CREATE A SMALL SPACE IN YOUR CLASSROOM
Make a designated space in your classroom far enough from group activities but still within eye and ear shot. A small carpet, a couple pillows to make it comfortable, and a small shelf with activities for calming. You can create posters that explain how the student should use the corner.
Use an emotional thermometer or emotion cards to gauge student emotions. The first step once a child is in the calming corner is to identify their emotion.
CHOOSE A CALMING STRATEGY
Have various calming strategies at the corner. They should be able to choose from a physical brain break, books and magazines to look at, listen to music, draw, or practice deep breathing.

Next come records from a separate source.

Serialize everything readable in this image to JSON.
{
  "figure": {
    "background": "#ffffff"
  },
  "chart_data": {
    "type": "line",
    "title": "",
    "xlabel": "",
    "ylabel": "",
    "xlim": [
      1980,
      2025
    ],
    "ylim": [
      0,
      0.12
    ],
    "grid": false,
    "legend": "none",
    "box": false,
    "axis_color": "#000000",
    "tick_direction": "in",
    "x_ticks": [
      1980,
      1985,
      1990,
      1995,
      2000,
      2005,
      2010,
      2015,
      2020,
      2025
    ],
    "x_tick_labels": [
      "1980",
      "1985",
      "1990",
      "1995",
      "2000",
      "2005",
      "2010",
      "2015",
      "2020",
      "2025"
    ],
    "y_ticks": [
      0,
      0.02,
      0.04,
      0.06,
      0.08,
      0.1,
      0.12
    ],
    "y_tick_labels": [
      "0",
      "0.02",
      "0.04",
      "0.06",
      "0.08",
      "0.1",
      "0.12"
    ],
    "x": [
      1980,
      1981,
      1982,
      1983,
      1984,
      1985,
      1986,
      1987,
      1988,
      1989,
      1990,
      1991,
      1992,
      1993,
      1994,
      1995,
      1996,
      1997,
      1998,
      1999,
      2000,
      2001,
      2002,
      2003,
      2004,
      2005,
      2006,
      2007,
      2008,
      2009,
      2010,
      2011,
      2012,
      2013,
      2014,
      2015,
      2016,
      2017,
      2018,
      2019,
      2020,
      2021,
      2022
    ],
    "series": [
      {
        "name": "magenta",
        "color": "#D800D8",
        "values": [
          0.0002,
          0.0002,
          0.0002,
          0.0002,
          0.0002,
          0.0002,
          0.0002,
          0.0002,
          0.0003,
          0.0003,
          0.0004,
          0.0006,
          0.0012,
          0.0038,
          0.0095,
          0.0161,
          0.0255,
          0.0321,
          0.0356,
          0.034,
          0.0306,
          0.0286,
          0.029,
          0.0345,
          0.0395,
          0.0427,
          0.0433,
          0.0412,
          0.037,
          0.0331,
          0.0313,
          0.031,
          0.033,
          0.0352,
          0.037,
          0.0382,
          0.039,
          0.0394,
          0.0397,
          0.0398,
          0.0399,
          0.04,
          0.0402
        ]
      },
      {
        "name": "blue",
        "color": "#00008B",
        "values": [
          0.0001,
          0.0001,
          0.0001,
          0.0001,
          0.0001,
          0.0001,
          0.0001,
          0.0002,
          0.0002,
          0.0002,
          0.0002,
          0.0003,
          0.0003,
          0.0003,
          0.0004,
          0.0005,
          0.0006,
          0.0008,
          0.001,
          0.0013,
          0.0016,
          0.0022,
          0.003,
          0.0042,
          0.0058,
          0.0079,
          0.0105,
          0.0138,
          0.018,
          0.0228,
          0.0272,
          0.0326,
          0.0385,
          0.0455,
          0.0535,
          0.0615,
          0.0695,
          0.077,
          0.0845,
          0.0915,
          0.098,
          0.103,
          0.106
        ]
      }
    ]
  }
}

PRACTICE AND GUIDE THE STUDENT
Like any skill, practice is key and emotional regulation is no different. Catch the student before they get too frustrated, you can do this by noticing a change in behavior. When you see a change, ask the student how they are feeling and if they need a drink of water. Then you can walk them over to the calm corner and suggest trying an activity. A student might have to try a couple different activities before they find one that works. You can have them continue the activity and join the rest of the class. After the students five minutes is up, welcome them back into the class.
Hi! Love your article, but cannot access the pictures or poster. Are they available somewhere? Looking specifically for the Identifying Emotions chart and Calming Strategies. Thanks!
I just fixed the link – it should be working now. Sorry about that.